I talked calmly. “I had the bow and arrows in the canoe with me when we dumped. I tried to hold on to the bow because I didn’t want to be in the woods without any weapon at all, and it sliced up my hands.” I held up the hand the arrows had sliced up, just as I said, “and the next thing I knew I had tangled with a rock and something was going through my side and the bow was gone. I don’t have any idea where it went. Downriver; that’s all I know.”
“Well, it made a good clean cut,” he said, “that got ragged. Part of it is real clean, and part of it is hacked up and looks sawed. You’ve got some kind of foreign matter in here, that I’m going to have to get out.”
“There was some camouflage paint on the arrows,” I said. “That’s what it is. But there might be something else in there, too. God knows what’s in there.”
“We’ll get it out,” he said. “Then we’ll sew you up like a quilt. You want a shot?”
“Yeah,” I said. “Scotch.”
“You can have another kind, before you get the Scotch,” he said. “You might have to wait awhile for the Scotch; this is a dry county.”
“You mean you don’t have any moonshine in this here hospital? And you way off in the country like this? What the hell is north Georgia coming to?”

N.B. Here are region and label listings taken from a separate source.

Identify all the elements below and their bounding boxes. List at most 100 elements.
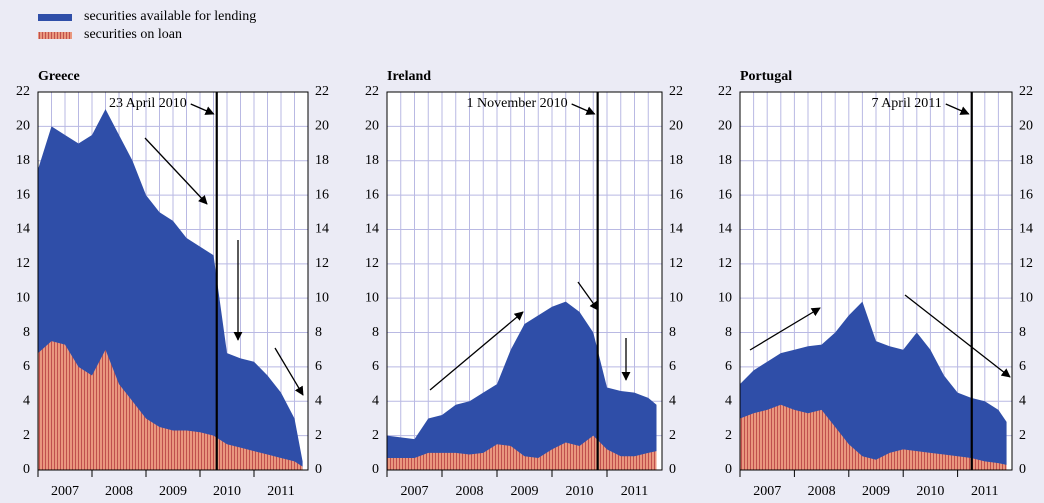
- y-tick-label: 6: [23, 359, 30, 374]
- y-tick-label: 22: [16, 84, 30, 99]
- y2-tick-label: 20: [1019, 119, 1033, 134]
- legend-swatch: [38, 14, 72, 21]
- y2-tick-label: 10: [315, 290, 329, 305]
- y-tick-label: 16: [718, 187, 732, 202]
- plot-frame: [386, 91, 663, 471]
- event-label: 7 April 2011: [871, 96, 941, 111]
- panel-title: Portugal: [740, 69, 792, 84]
- y-tick-label: 2: [725, 428, 732, 443]
- y-tick-label: 14: [718, 222, 732, 237]
- y-tick-label: 20: [718, 119, 732, 134]
- y2-tick-label: 12: [669, 256, 683, 271]
- y2-tick-label: 10: [1019, 290, 1033, 305]
- event-pointer: [945, 103, 970, 115]
- y-tick-label: 8: [372, 325, 379, 340]
- y2-tick-label: 0: [315, 462, 322, 477]
- y2-tick-label: 18: [669, 153, 683, 168]
- y-tick-label: 10: [718, 290, 732, 305]
- plot-frame: [739, 91, 1013, 471]
- y-tick-label: 8: [725, 325, 732, 340]
- arrow: [904, 294, 1011, 378]
- y2-tick-label: 2: [1019, 428, 1026, 443]
- y2-tick-label: 10: [669, 290, 683, 305]
- y-tick-label: 12: [718, 256, 732, 271]
- y2-tick-label: 4: [1019, 393, 1026, 408]
- y2-tick-label: 8: [1019, 325, 1026, 340]
- area: [387, 435, 657, 470]
- y2-tick-label: 8: [315, 325, 322, 340]
- x-tick-label: 2007: [51, 484, 79, 499]
- x-tick-label: 2009: [511, 484, 539, 499]
- y2-tick-label: 16: [315, 187, 329, 202]
- y-tick-label: 18: [365, 153, 379, 168]
- y2-tick-label: 14: [669, 222, 683, 237]
- y2-tick-label: 22: [1019, 84, 1033, 99]
- y-tick-label: 0: [725, 462, 732, 477]
- y-tick-label: 20: [16, 119, 30, 134]
- x-tick-label: 2008: [105, 484, 133, 499]
- y-tick-label: 12: [16, 256, 30, 271]
- y-tick-label: 18: [16, 153, 30, 168]
- legend-swatch: [38, 32, 72, 39]
- y2-tick-label: 4: [315, 393, 322, 408]
- event-pointer: [190, 103, 215, 115]
- y2-tick-label: 16: [669, 187, 683, 202]
- y2-tick-label: 14: [1019, 222, 1033, 237]
- y-tick-label: 6: [725, 359, 732, 374]
- arrow: [429, 311, 524, 391]
- x-tick-label: 2011: [267, 484, 294, 499]
- y-tick-label: 4: [372, 393, 379, 408]
- y2-tick-label: 14: [315, 222, 329, 237]
- y-tick-label: 0: [372, 462, 379, 477]
- x-tick-label: 2010: [566, 484, 594, 499]
- arrow: [144, 137, 208, 205]
- y-tick-label: 20: [365, 119, 379, 134]
- y-tick-label: 4: [23, 393, 30, 408]
- y-tick-label: 4: [725, 393, 732, 408]
- y2-tick-label: 2: [669, 428, 676, 443]
- y2-tick-label: 12: [315, 256, 329, 271]
- x-tick-label: 2007: [401, 484, 429, 499]
- x-tick-label: 2007: [753, 484, 781, 499]
- plot-frame: [37, 91, 309, 471]
- y-tick-label: 0: [23, 462, 30, 477]
- y-tick-label: 12: [365, 256, 379, 271]
- y2-tick-label: 8: [669, 325, 676, 340]
- y-tick-label: 16: [16, 187, 30, 202]
- y2-tick-label: 20: [315, 119, 329, 134]
- area: [38, 341, 303, 470]
- y2-tick-label: 18: [1019, 153, 1033, 168]
- y2-tick-label: 6: [315, 359, 322, 374]
- y2-tick-label: 6: [1019, 359, 1026, 374]
- panel-title: Ireland: [387, 69, 431, 84]
- x-tick-label: 2009: [862, 484, 890, 499]
- y-tick-label: 10: [365, 290, 379, 305]
- y-tick-label: 22: [365, 84, 379, 99]
- y2-tick-label: 6: [669, 359, 676, 374]
- x-tick-label: 2010: [916, 484, 944, 499]
- y2-tick-label: 22: [669, 84, 683, 99]
- y-tick-label: 8: [23, 325, 30, 340]
- y2-tick-label: 12: [1019, 256, 1033, 271]
- y-tick-label: 10: [16, 290, 30, 305]
- y2-tick-label: 16: [1019, 187, 1033, 202]
- y-tick-label: 14: [365, 222, 379, 237]
- x-tick-label: 2010: [213, 484, 241, 499]
- y-tick-label: 16: [365, 187, 379, 202]
- x-tick-label: 2009: [159, 484, 187, 499]
- event-pointer: [571, 103, 596, 115]
- x-tick-label: 2011: [621, 484, 648, 499]
- arrow: [749, 307, 821, 351]
- y-tick-label: 14: [16, 222, 30, 237]
- legend-label: securities on loan: [84, 27, 182, 42]
- y-tick-label: 18: [718, 153, 732, 168]
- y2-tick-label: 20: [669, 119, 683, 134]
- arrow: [577, 281, 599, 311]
- event-label: 23 April 2010: [109, 96, 187, 111]
- y-tick-label: 22: [718, 84, 732, 99]
- y2-tick-label: 4: [669, 393, 676, 408]
- x-tick-label: 2008: [456, 484, 484, 499]
- y2-tick-label: 22: [315, 84, 329, 99]
- area: [740, 404, 1007, 470]
- panel-title: Greece: [38, 69, 80, 84]
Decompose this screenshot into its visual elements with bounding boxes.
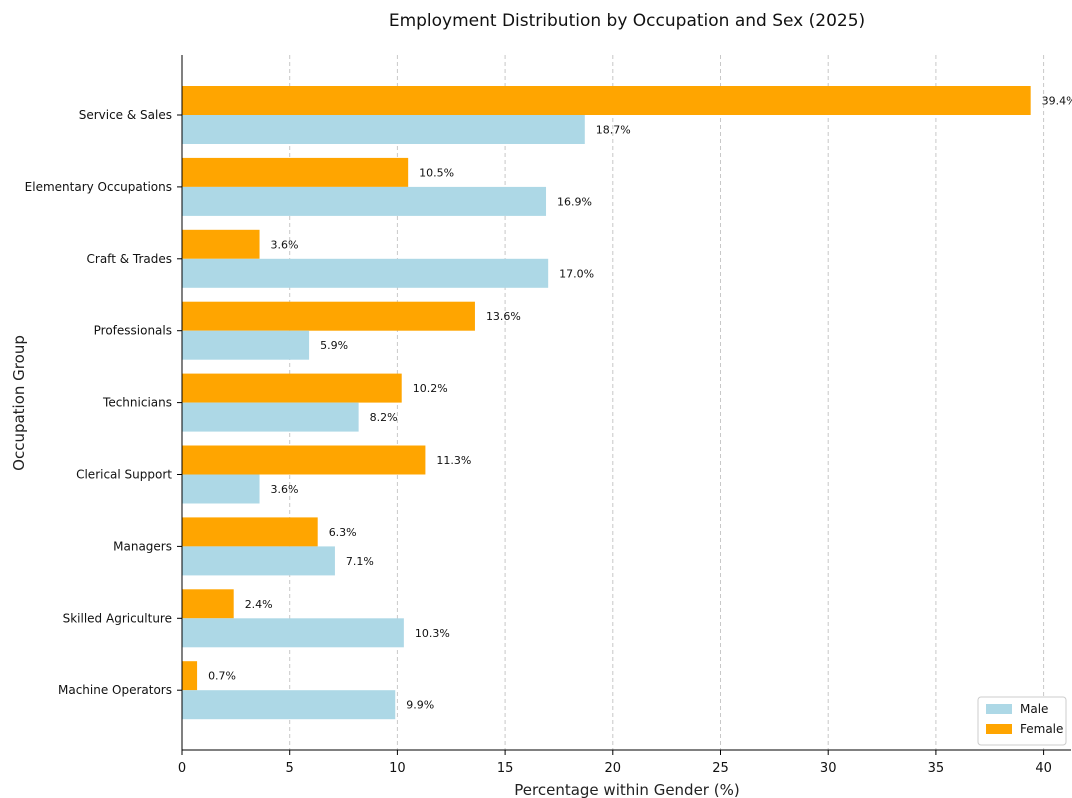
category-label: Skilled Agriculture <box>63 611 172 625</box>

“No white lightning,” he said. “We advise against it. Contains lead salts, most of it.”
He gave me a shot in the hip, and started working again. I looked out the window at the closing green of the day. There was nothing to see but the changes of green.
“You want to stay here with us tonight? There’s plenty of room. We’ve got a whole hospital. And you’ll never get another chance like this one; I can tell you. It’s peaceful here. No shotgunned farmers. Nobody who tangled with a tractor. Nobody on glucose from a drunk smashup. Nobody but you and your buddy, and a little boy, a snakebite case. And he’ll be gone tomorrow. Copperhead poison is not such hot poison.”
“No thanks,” I said, though I would have stayed with Lewis if I thought there was any use in it. “Get me sewed up and tell me where there’s a rooming house I can stay in. I’d like to call my wife, and I’d like to be by myself. I wouldn’t like sleeping in a ward, if I can help it, or in a hospital room if I don’t absolutely have to.”